Masa Keemasan Jack Grealish

Di babak kedua, pada menit ke-50, Jack Grealish membuka keunggulan Manchester City di kandang Paris Saint-Germain. (Franck FIFE/AFP)

Jack Grealish datang ke Manchester City pada 2021. Saat itu, ia menjadi pemain termahal di Inggris dengan biaya 100 juta pounds (sekitar Rp2 triliun).

Di musim 2022/2023, ia berkontribusi besar dalam meraih treble: Premier League, FA Cup, dan Liga Champions. Grealish juga turut membawa City meraih trofi Piala Dunia Antarklub.

Tiga gelar Premier League dan berbagai trofi lainnya menjadi bukti kesuksesan Grealish bersama City. Namun, masa-masa itu kini tampaknya mulai meredup.


Gaya Hidup Hura-Hura yang Jadi Sorotan

Pemain Manchester City, Kevin De Bruyne dan Jack Grealish melakukan selebrasi dalam pertandingan Liga Inggris 2022/2023 melawan Manchester United di Old Trafford, Sabtu (14/1/2023). Kemungkinan Kevin De Bruyne untuk membela Manchester City jika harus turun kasta sangatlah kecil. Apalagi De Bruyne masih ingin membawa Belgia berkibar di kancah Eropa dan dunia. (AFP/Oli Scarff)

Memang sudah sejak lama Grealish dikenal sebagai pemain yang suka berpesta. Bahkan sudah menjadi rahasia umum bahwa Grealish sering mengonsumsi minuman beralkohol, hingga mabuk-mabukan.

Salah satu contohnya terjadi saat ia merayakan gelar treble Manchester City. Grealish tak berhenti minum alkohol hingga mabuk di depan rekan-rekannya.

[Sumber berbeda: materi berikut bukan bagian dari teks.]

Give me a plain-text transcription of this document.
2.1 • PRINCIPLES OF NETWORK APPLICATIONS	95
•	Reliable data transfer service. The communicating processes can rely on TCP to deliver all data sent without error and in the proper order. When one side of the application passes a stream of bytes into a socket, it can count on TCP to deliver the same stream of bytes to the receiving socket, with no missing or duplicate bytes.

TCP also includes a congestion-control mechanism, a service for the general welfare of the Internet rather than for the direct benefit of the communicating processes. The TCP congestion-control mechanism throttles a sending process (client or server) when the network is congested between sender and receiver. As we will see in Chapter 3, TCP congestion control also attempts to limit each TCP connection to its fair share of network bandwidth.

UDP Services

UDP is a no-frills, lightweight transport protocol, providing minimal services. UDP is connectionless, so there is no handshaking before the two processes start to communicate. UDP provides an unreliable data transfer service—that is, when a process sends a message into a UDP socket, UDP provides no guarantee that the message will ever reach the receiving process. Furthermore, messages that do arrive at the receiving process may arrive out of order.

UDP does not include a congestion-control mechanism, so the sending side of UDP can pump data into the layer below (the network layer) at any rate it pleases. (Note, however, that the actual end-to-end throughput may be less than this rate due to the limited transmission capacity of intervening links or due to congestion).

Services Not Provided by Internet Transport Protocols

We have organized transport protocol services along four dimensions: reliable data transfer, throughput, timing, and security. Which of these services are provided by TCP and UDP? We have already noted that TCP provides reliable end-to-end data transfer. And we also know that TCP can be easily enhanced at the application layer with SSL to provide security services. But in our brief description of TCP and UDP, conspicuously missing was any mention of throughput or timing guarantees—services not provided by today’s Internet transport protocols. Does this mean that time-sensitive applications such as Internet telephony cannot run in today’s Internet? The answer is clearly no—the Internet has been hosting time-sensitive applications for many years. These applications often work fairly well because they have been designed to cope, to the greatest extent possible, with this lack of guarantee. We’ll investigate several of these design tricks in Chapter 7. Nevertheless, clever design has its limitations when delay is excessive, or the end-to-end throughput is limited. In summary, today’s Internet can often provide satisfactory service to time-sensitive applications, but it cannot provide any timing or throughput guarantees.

Kebiasaan itu memunculkan tanda tanya soal komitmennya di lapangan. Beberapa pihak menduga gaya hidup ini memengaruhi performa dan posisinya di tim.


Masa Depan yang Masih Abu-Abu

Bek Real Madrid, Dani Carvajal mengerang kesakitan usai terjatuh saat perebutan bola dengan gelandang Manchester City, Jack Grealish pada laga leg kedua perempatfinal Liga Champions 2023/2024 di Etihad Stadium, Manchester, Rabu (18/4/2024). (AP Photo/Dave Thompson)

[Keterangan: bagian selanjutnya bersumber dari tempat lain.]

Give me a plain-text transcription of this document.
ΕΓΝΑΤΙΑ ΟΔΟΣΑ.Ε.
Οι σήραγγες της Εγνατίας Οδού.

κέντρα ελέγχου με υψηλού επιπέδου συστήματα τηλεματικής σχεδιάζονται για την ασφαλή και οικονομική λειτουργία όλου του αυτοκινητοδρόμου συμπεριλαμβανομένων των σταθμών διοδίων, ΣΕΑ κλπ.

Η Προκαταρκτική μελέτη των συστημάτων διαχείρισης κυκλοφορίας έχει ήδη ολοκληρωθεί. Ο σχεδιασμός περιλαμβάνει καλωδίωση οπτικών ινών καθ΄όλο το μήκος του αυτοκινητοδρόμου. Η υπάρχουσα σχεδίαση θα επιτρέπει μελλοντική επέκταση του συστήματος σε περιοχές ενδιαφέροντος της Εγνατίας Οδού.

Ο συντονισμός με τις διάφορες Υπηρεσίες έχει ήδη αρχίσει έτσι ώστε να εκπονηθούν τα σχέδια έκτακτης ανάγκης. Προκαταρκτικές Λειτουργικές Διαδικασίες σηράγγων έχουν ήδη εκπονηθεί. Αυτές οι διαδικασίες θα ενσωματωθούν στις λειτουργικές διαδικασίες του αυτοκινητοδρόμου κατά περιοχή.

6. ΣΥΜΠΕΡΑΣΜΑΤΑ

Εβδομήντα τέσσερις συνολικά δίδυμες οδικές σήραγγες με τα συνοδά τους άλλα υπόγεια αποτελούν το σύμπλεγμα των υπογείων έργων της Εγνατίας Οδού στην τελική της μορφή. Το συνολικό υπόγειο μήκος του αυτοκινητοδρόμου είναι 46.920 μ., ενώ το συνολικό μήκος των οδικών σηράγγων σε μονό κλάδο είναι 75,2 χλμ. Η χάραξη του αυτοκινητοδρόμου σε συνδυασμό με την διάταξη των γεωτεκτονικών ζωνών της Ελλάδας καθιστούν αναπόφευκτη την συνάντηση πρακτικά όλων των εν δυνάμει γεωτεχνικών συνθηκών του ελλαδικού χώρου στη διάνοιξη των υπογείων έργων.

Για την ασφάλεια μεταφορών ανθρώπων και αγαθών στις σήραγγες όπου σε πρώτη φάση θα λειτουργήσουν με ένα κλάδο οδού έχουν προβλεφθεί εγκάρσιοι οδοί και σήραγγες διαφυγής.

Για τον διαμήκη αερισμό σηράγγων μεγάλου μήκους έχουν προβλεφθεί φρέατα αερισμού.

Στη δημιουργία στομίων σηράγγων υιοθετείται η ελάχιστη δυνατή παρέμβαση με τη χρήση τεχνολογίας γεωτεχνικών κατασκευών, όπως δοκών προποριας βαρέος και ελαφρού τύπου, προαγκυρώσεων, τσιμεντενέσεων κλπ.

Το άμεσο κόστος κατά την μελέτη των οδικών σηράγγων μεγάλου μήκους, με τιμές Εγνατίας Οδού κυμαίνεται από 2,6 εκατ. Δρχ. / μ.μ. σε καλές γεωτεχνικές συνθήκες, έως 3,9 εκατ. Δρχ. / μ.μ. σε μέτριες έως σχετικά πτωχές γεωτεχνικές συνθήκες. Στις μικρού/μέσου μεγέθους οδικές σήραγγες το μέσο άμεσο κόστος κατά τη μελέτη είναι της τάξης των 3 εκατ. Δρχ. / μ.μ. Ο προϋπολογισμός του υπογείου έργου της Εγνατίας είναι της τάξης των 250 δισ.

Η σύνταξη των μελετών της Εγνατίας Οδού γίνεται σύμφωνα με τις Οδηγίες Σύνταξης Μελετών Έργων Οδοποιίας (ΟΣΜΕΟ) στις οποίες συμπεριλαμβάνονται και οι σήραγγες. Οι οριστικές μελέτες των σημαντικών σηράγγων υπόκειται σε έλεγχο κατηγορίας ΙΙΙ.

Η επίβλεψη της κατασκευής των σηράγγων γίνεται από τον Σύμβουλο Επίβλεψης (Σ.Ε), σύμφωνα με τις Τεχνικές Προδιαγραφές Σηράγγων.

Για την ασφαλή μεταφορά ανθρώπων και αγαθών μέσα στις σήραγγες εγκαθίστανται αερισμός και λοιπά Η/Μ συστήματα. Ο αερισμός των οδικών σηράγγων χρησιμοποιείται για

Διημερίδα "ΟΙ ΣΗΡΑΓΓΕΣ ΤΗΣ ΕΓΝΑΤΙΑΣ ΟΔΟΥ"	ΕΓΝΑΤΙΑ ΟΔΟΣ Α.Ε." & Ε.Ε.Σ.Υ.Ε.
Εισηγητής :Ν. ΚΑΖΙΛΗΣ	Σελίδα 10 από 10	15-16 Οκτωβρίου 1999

Dua musim terakhir, Grealish kesulitan bermain reguler. Musim ini, ia hanya jadi starter dalam tujuh laga liga.

Pep Guardiola mengakui bahwa keputusan masa depan Grealish akan dibuat bersama musim panas ini. Semua pihak berharap menemukan solusi terbaik.

Pemain berusia 29 tahun itu juga telah dikaitkan dengan beberapa klub lain di Premier League dan luar negeri. Jika Grealish benar-benar pergi, itu menjadi peluang baginya untuk membangun kembali karier yang pernah bersinar.